化学徒の備忘録

化学系の用語や論文をわかりやすく紹介していきます

単純立方格子 (sc) の逆格子点の導出

単純立方格子 (sc) の基本並進ベクトル

x, y, z方向の大きさが1の単位ベクトルをe_x, e_y, e_zとする。

単純立方格子の格子の1辺の長さをaとすると、基本並進ベクトルは次のように表される。

\displaystyle a_1 = a e_x

\displaystyle a_2 = a e_y

\displaystyle a_3 = a e_z

よって、外積を計算すると、次のようになる。

\displaystyle a_2 \times a_3 = a^2 e_y \times e_z = a^2 e_x

また、体積を計算すると、次のようになる。

\displaystyle a_1 \cdot (a_2 \times a_3) = a^3 e_x \cdot e_x = a^3

単純立方格子の逆格子の基本並進ベクトル

逆格子の基本ベクトルは次のように表される。

\displaystyle b_1 = \frac{2 \pi}{a} e_x

\displaystyle b_2 = \frac{2 \pi}{a} e_y

\displaystyle b_3 = \frac{2 \pi}{a} e_z

単純立方格子の逆格子点

m_1, m_2, m_3を任意の整数とすると、単純立方格子の逆格子点は次のように求められる。

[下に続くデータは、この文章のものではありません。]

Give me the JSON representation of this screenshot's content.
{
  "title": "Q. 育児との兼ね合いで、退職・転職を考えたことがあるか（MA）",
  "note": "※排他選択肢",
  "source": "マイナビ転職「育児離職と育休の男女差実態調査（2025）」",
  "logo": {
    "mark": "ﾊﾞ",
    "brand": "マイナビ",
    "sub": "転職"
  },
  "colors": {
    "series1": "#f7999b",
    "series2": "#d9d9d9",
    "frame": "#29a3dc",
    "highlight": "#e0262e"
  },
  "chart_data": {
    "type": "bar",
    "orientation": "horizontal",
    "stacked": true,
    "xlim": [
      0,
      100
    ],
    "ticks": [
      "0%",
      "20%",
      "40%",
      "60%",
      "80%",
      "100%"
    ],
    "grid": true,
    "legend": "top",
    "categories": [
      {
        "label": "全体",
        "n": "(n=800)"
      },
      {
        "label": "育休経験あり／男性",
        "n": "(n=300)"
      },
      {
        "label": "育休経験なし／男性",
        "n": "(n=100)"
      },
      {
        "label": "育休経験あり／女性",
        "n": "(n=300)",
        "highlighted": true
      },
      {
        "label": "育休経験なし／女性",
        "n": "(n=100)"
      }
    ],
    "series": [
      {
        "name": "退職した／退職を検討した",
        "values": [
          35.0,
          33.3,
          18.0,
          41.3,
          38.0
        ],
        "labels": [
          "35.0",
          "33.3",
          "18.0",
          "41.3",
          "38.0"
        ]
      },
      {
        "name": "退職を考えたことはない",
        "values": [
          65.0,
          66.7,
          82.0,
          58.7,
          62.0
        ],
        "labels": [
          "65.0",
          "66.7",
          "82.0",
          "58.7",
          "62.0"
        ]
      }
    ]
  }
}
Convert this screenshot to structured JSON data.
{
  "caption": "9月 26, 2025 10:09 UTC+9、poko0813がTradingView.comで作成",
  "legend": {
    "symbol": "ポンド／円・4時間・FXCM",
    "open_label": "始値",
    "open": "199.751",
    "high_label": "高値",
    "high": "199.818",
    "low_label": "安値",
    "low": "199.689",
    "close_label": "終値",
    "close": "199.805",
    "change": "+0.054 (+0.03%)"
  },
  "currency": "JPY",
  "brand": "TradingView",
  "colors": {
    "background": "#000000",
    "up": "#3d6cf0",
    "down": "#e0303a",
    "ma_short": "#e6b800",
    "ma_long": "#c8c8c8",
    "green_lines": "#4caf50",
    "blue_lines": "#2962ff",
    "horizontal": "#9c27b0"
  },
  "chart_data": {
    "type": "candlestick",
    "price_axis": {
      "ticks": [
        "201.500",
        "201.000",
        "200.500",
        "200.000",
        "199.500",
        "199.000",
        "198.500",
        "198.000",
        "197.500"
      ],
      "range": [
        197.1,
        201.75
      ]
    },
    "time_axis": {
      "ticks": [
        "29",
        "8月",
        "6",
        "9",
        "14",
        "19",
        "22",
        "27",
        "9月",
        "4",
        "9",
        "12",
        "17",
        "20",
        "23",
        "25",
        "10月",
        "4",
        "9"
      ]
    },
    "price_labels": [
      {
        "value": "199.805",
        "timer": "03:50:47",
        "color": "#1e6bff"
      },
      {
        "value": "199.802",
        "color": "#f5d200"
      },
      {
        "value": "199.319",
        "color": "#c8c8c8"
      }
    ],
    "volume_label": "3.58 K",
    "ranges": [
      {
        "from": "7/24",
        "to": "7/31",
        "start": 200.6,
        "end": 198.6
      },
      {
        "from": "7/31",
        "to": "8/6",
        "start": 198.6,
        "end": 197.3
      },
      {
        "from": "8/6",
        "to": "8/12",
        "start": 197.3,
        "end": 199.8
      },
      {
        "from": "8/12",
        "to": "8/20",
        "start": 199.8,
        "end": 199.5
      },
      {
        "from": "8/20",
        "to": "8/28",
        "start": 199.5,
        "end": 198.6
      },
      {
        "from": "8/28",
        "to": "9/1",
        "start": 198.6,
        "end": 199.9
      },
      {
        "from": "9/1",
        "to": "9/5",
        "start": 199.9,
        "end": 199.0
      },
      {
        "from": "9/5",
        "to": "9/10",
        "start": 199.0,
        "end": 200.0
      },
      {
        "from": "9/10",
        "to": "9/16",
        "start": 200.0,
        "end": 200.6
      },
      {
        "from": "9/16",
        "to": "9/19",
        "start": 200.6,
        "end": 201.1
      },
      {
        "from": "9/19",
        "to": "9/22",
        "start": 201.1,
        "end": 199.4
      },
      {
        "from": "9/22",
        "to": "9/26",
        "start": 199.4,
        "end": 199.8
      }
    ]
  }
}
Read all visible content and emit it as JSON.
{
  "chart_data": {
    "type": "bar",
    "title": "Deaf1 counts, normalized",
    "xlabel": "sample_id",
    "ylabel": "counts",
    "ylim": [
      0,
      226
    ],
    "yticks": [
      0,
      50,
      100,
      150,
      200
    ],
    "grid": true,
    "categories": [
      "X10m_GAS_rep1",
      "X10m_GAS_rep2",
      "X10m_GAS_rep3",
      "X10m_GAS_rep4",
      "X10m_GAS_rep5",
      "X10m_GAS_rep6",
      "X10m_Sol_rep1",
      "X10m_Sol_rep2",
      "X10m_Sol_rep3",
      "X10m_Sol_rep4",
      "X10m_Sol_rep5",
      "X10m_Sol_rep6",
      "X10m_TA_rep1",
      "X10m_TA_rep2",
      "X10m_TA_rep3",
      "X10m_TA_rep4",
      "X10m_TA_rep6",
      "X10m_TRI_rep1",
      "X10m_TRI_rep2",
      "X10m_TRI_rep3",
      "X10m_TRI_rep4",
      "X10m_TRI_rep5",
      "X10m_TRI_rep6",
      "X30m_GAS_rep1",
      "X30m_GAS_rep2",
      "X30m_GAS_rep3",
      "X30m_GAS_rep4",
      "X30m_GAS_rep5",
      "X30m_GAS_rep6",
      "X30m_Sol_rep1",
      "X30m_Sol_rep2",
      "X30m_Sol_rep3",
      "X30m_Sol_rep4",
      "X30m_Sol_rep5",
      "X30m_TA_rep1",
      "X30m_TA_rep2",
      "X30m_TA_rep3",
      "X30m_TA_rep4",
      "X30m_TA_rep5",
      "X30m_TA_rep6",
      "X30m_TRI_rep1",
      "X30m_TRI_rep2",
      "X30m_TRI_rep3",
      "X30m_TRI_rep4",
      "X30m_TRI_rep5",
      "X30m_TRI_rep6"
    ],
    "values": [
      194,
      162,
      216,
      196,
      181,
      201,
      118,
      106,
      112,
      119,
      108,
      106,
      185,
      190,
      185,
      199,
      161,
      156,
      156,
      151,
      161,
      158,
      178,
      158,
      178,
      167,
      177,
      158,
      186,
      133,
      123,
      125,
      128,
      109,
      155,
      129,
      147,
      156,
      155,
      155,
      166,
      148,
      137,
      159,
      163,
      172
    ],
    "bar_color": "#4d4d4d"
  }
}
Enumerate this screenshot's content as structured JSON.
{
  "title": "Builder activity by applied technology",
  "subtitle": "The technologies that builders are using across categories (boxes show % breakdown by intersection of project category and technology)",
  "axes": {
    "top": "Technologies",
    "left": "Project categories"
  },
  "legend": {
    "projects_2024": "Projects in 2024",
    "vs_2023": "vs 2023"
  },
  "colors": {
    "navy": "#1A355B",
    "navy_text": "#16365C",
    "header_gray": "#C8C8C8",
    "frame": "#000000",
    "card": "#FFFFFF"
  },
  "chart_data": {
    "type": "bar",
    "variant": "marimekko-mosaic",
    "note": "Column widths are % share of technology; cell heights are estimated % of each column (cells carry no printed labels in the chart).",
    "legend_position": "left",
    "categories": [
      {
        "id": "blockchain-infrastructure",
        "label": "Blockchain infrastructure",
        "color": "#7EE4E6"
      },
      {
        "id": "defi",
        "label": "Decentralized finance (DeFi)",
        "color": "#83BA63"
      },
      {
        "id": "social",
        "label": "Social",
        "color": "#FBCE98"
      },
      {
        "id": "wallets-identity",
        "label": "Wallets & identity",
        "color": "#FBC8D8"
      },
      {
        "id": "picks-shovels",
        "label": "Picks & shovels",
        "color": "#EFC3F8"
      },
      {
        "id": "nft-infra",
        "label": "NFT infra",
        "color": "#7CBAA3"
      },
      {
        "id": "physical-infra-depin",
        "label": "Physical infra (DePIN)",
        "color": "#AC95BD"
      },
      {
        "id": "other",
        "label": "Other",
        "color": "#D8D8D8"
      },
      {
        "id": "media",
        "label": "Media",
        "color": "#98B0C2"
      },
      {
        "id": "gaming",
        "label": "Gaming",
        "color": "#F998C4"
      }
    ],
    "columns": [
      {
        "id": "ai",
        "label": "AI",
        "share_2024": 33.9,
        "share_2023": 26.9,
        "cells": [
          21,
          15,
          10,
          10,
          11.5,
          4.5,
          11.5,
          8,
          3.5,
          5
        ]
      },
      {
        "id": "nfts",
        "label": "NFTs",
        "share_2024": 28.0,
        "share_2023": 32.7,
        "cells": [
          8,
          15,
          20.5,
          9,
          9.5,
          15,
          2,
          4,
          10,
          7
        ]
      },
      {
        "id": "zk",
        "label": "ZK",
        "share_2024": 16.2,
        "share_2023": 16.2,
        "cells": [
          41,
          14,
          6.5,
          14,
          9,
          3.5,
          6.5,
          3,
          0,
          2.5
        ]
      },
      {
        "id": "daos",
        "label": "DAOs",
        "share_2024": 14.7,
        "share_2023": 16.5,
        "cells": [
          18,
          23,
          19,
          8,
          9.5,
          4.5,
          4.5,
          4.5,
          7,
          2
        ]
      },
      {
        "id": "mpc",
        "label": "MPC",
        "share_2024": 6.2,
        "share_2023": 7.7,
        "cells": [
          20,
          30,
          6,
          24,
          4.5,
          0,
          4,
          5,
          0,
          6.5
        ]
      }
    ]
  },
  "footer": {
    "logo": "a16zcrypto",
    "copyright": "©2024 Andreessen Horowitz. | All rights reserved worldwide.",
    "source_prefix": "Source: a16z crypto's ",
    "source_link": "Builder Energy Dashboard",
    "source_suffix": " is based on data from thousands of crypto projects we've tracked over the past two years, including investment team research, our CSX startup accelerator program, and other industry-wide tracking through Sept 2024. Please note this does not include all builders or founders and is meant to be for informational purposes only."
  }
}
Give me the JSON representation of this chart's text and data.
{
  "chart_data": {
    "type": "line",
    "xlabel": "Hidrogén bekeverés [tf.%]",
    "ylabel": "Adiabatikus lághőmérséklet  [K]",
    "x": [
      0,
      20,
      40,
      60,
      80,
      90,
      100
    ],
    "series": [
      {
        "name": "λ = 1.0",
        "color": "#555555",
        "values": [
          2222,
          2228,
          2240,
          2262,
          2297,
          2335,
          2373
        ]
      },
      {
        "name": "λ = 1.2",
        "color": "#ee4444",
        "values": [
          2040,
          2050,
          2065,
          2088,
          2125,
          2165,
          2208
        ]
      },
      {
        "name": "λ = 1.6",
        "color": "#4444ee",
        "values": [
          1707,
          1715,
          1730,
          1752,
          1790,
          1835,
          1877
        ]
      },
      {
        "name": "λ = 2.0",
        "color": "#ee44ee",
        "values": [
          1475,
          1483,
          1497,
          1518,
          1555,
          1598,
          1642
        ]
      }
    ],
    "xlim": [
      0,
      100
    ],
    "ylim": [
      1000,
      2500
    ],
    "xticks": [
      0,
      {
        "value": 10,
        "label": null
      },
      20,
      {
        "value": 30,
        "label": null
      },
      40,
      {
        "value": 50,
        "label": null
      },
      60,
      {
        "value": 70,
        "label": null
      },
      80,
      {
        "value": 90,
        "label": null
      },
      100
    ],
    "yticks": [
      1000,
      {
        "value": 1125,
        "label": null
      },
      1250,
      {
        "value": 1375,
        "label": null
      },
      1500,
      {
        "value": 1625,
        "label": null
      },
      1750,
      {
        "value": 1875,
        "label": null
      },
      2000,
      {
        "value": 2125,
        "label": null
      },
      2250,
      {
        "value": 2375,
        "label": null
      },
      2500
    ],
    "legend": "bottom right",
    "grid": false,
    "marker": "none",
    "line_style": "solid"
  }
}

G_m = m_1 b_1 + m_2 b_2 + m_3 b_3

\displaystyle = \frac{2 \pi}{a} m_1 e_x + \frac{2 \pi}{a} m_2 e_y + \frac{2 \pi}{a} m_3 e_z

これは、1辺の長さが\frac{2 \pi}{a}の立方体を単位胞とする単純立方格子の格子点と等しいことがわかる。